All made way for 38-year-old debut novelist Emily Fridlund, from Edina.
"History of Wolves" is the story of a teenage girl called Linda (or Commie, or Freak — she's a definite outsider) who was raised in a commune in the woods of northern Minnesota. She starts babysitting for a family and gradually realizes that something is not quite right.
"And because of her age and incredible isolation, she doesn't quite know what that is, how it's wrong," Fridlund said. "Her ignorance slips into complicity, allowing terrible things to happen."A HOMECOMING — SORT OF
Fridlund is the second of three children. She grew up in Edina next door to the house her grandfather built, and her family traveled up the North Shore for vacations. She never meant to move away, but college happened — first St. Olaf in Northfield, then Principia College in Illinois, where she earned a bachelor's degree. She earned an MFA in fiction at Washington University in St. Louis, and a doctorate at the University of Southern California. "Lots of school," she said with a small sigh.
It was while she was in California that she began writing "Wolves." It was wintertime, and she was missing the snowy North Woods.
"I wanted to be in that place," she said. "The first chapter was initially a short story, and then as I began to move around, this invented little town kind of stayed with me, and I found myself going back to it."

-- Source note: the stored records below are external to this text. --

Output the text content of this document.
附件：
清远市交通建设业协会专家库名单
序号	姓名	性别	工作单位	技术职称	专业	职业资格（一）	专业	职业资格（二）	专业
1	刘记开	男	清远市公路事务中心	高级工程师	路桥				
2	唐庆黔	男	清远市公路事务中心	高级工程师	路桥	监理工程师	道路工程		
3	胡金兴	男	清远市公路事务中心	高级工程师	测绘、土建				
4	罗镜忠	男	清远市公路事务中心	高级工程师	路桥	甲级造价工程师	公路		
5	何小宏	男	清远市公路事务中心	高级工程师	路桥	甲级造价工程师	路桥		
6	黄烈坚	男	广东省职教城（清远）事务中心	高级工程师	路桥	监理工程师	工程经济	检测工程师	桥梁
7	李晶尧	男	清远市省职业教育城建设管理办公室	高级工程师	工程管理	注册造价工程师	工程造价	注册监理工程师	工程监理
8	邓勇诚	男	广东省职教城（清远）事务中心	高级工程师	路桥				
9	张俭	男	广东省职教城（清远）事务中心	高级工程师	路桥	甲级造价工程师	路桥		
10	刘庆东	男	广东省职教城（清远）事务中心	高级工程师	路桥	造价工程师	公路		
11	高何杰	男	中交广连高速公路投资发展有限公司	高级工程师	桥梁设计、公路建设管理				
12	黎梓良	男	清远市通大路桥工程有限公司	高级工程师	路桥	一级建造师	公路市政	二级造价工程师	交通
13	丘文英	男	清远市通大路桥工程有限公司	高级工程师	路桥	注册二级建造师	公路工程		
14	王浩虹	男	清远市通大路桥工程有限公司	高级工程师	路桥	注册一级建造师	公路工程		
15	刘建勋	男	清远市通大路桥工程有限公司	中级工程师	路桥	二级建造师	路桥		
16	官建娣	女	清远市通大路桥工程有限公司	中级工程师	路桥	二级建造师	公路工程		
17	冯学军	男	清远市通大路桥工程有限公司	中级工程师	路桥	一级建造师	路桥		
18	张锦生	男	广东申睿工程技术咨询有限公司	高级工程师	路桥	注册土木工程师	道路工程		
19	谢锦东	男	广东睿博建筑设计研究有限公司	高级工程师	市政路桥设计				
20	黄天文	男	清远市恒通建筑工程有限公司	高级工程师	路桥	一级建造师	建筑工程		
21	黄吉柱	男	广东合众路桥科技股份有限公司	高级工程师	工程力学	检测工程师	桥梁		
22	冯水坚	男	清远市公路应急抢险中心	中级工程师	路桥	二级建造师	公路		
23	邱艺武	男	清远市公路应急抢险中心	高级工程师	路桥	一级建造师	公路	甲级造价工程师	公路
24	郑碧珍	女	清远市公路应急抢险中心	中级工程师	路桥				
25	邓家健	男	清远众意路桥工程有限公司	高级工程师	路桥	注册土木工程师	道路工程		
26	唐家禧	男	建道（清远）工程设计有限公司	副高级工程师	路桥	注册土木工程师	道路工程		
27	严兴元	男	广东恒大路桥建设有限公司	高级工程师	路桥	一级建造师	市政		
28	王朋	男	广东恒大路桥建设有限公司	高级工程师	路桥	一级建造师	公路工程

Fridlund, who now lives in New York state, traveled to northern Minnesota for research, but "it was also important to me that it was invented — a place that was sort of a combination of memories and research, but also invention."
EYES ON THE PRIZE
The Man Booker Prize is one of the world's biggest awards for writers in English, carrying a prize of 50,000 British pounds (about $68,000). For years, it was open only to novelists in Ireland, South Africa and the United Kingdom and its Commonwealth, but in 2014, it was opened up to all English-language fiction writers.
In 2015, St. Paul writer Marlon James, a Jamaican, won for "A Brief History of Seven Killings." In 2016, American writer Paul Beatty won for "The Sellout." This year three of the six finalists are Americans.
Fridlund, her husband, and baby Eliot will head to England in early October for a week of events leading up to the awards ceremony.
"I just got used to going to the coffee shop" since the baby's birth, she said. "And now I'll be traveling to London."